RFC #4155 - 2020-09-29 - AWS S3 source

This RFC describes a new aws_s3 source for ingesting events stored as objects in S3 via SQS bucket notifications. This will permit, for example, ingesting CloudTrail events, VPC flow logs, and ELB logs which can be written to S3, as well as custom logging pipelines writing there.

Scope

This RFC will cover the implementation of an aws_s3 source that will rely on SQS for bucket notifications.

It will not cover the proposed polling strategy, but will leave space for it to be added later in a backwards compatible fashion.

It will not cover parsing of events within the objects. Vector's current approach for this is to delegate to transforms. For example, it is likely we'll want to add a transform to extract CloudTrail events stored as objects in S3.

Motivation

There are some types of logs that AWS can write to S3. For example:

CloudTrail logs (can also go to CloudWatch Logs but with a size limitation)
AWS load balancer access logs (only S3)
VPC flow logs (can also go to CloudWatch logs)

Even if some AWS service logs can go to CloudWatch Logs, I think it will be common that operators will want to just send them to S3 as it is cheaper storage if they don't need to regularly access them.

Internal Proposal

A new aws_s3 source will be added that will poll SQS for bucket notifications and ingest new objects from S3. It will wait to delete the SQS message until the object has been fully processed to guarantee "at least" once delivery to the pipeline (though it can still be lost after that until we tackle end-to-end acks.

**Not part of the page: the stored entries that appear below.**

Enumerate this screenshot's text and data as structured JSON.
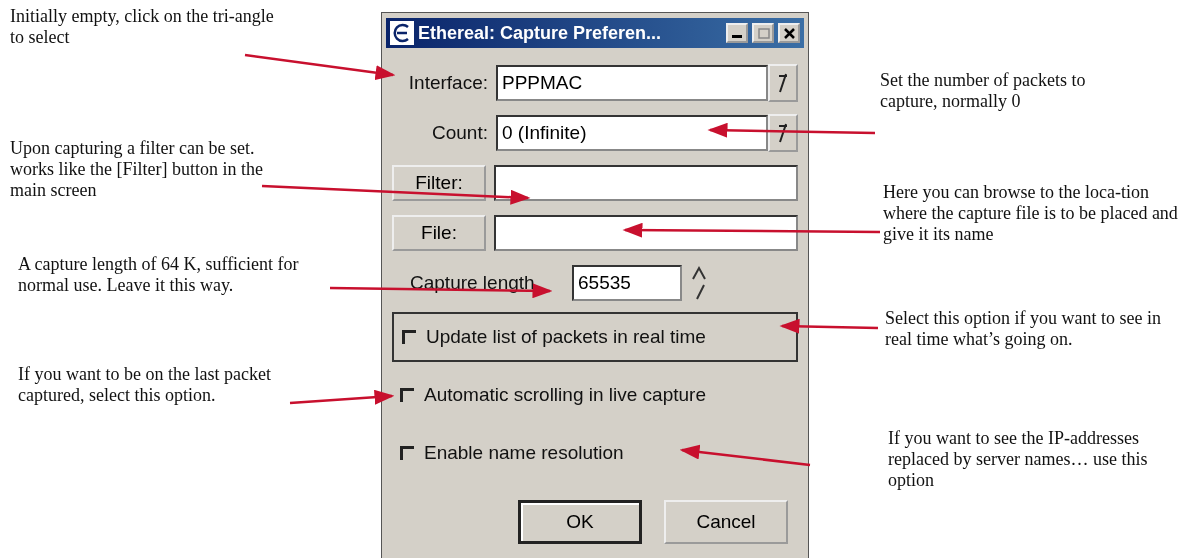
{
  "window": {
    "title": "Ethereal: Capture Preferen..."
  },
  "fields": [
    {
      "kind": "combo",
      "label": "Interface:",
      "value": "PPPMAC"
    },
    {
      "kind": "combo",
      "label": "Count:",
      "value": "0 (Infinite)"
    },
    {
      "kind": "browse",
      "label": "Filter:"
    },
    {
      "kind": "browse",
      "label": "File:"
    },
    {
      "kind": "spin",
      "label": "Capture length",
      "value": "65535"
    }
  ],
  "checkboxes": [
    {
      "label": "Update list of packets in real time",
      "checked": false,
      "focused": true
    },
    {
      "label": "Automatic scrolling in live capture",
      "checked": false,
      "focused": false
    },
    {
      "label": "Enable name resolution",
      "checked": false,
      "focused": false
    }
  ],
  "buttons": [
    {
      "label": "OK",
      "default": true
    },
    {
      "label": "Cancel",
      "default": false
    }
  ],
  "annotations": [
    {
      "text": "Initially empty, click on the tri-angle to select"
    },
    {
      "text": "Upon capturing a filter can be set. works like the [Filter] button in the main screen"
    },
    {
      "text": "A capture length of 64 K, sufficient for normal use. Leave it this way."
    },
    {
      "text": "If you want to be on the last packet captured, select this option."
    },
    {
      "text": "Set the number of packets to capture, normally 0"
    },
    {
      "text": "Here you can browse to the loca-tion where the capture file is to be placed and give it its name"
    },
    {
      "text": "Select this option if you want to see in real time what’s going on."
    },
    {
      "text": "If you want to see the IP-addresses replaced by server names… use this option"
    }
  ]
}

This approach will allow ingestion to be easily horizontally scaled by spinning up extra vector instances, relying on SQS to handle the fan-out.

Example SQS bucket notification message:

{
   "Records":[
      {
         "eventVersion":"2.2",
         "eventSource":"aws:s3",
         "awsRegion":"us-west-2",
         "eventTime":The time, in ISO-8601 format, for example, 1970-01-01T00:00:00.000Z, when Amazon S3 finished processing the request,
         "eventName":"event-type",
         "userIdentity":{
            "principalId":"Amazon-customer-ID-of-the-user-who-caused-the-event"
         },
         "requestParameters":{
            "sourceIPAddress":"ip-address-where-request-came-from"
         },
         "responseElements":{
            "x-amz-request-id":"Amazon S3 generated request ID",
            "x-amz-id-2":"Amazon S3 host that processed the request"
         },
         "s3":{
            "s3SchemaVersion":"1.0",
            "configurationId":"ID found in the bucket notification configuration",
            "bucket":{
               "name":"bucket-name",
               "ownerIdentity":{
                  "principalId":"Amazon-customer-ID-of-the-bucket-owner"
               },
               "arn":"bucket-ARN"
            },
            "object":{
               "key":"object-key",
               "size":object-size,
               "eTag":"object eTag",
               "versionId":"object version if bucket is versioning-enabled, otherwise null",
               "sequencer": "a string representation of a hexadecimal value used to determine event sequence,
                   only used with PUTs and DELETEs"
            }
         },
         "glacierEventData": {
            "restoreEventData": {
               "lifecycleRestorationExpiryTime": "The time, in ISO-8601 format, for example, 1970-01-01T00:00:00.000Z, of Restore Expiry",
               "lifecycleRestoreStorageClass": "Source storage class for restore"
            }
         }
      }
   ]
}

A S3 client will be initialized when an SQS message is received using the s3.bucket.arn. It will be cached so we don't need to recreate the client for messages referring to the same bucket.

Events will be published for:

When SQS message is received
- Number of records in message
When SQS message is processed (success or failure)
- Number of success / failure / unprocessed records
When object is processed
- Bytes

These may be revised when the source is actually implemented.

Doc-level Proposal

We will create a user guide based on AWS's for configuring bucket notifications to publish object created events to SQS.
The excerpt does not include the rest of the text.